La gran mayoría de los inmigrantes de entreguerras tenían en común una historia de Europa (finalmente, muy tumultuosa y muy poco pacífica). La de los inmigrantes de la posguerra proviene de antiguas colonias de África o del Magreb. Exigir de forma normativa que se adhieran, por encima de la fractura colonial, a la historia de Francia tomada en bloque, es pedirles, más hipócritamente de lo que pretendía hacerlo la ley sobre los programas escolares, adherirse a la historia de los vencedores, y avalar sin rechistar, por símbolo interpuesto, las actividades del “padre Bugeaud” [destacado militar francés en la colonización de Argelia del siglo XIX], las masacres de Sétif [el 8 de mayo de 1945 las tropas coloniales masacran en esta ciudad de Argelia a entre 8 000 y 45 000 argelinos], las guerras coloniales, sus humillaciones y sus torturas.
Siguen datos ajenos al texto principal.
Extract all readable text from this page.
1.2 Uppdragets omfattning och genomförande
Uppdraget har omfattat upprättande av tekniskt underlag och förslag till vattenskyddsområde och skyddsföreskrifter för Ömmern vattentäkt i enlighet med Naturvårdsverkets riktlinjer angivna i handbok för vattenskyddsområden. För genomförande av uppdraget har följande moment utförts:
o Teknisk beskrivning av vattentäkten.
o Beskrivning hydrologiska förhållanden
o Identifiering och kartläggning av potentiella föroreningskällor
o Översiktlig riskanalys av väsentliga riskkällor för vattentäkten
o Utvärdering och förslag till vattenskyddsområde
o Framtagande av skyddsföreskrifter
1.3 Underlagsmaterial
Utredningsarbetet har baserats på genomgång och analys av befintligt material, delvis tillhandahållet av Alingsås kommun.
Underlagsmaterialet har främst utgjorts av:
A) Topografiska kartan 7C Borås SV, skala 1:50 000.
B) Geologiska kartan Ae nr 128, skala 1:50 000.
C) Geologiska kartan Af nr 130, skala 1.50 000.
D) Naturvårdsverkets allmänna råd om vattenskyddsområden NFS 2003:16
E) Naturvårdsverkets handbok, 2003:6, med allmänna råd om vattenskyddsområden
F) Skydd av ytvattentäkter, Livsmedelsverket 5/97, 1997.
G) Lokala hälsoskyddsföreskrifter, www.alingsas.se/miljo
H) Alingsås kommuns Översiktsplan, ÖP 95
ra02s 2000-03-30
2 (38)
Todas estas cuestiones, a menudo dolorosas, merecerían un examen histórico y una discusión seria sobre las nociones de identidad, de pertenencia, de comunidad, o sobre lo que significan las nociones de pueblo y de nación en la hora de la mundialización. Hacer de ellas temas pasionales de campaña electoral, propicios para las pujas demagógicas, es irresponsable. Es asignar a símbolos contradictorios, cuyo sentido varía según el contexto, demasiados honores, con el riesgo de que, como reacción, le caigan encima demasiadas indignidades. Es sacralizar lo que debe ser tratado históricamente, de forma profana, sin rezos ni escupitajos.

Sarkozy y Royal han desencadenado la guerra de símbolos. En esta guerra, la bandera tricolor, pretendiendo fijar la norma identitaria, tiene el doble inconveniente de herir a aquellosy aquellas cuyos padres y madres, abuelas y abuelos fueron sus víctimas, y llamar a comulgar, en un mismo fervor, a explotadores y explotados.

La bandera roja es, por el contrario, la de la solidaridad internacional de los trabajadores, sin más fronteras que las de clase. Ella es la nuestra.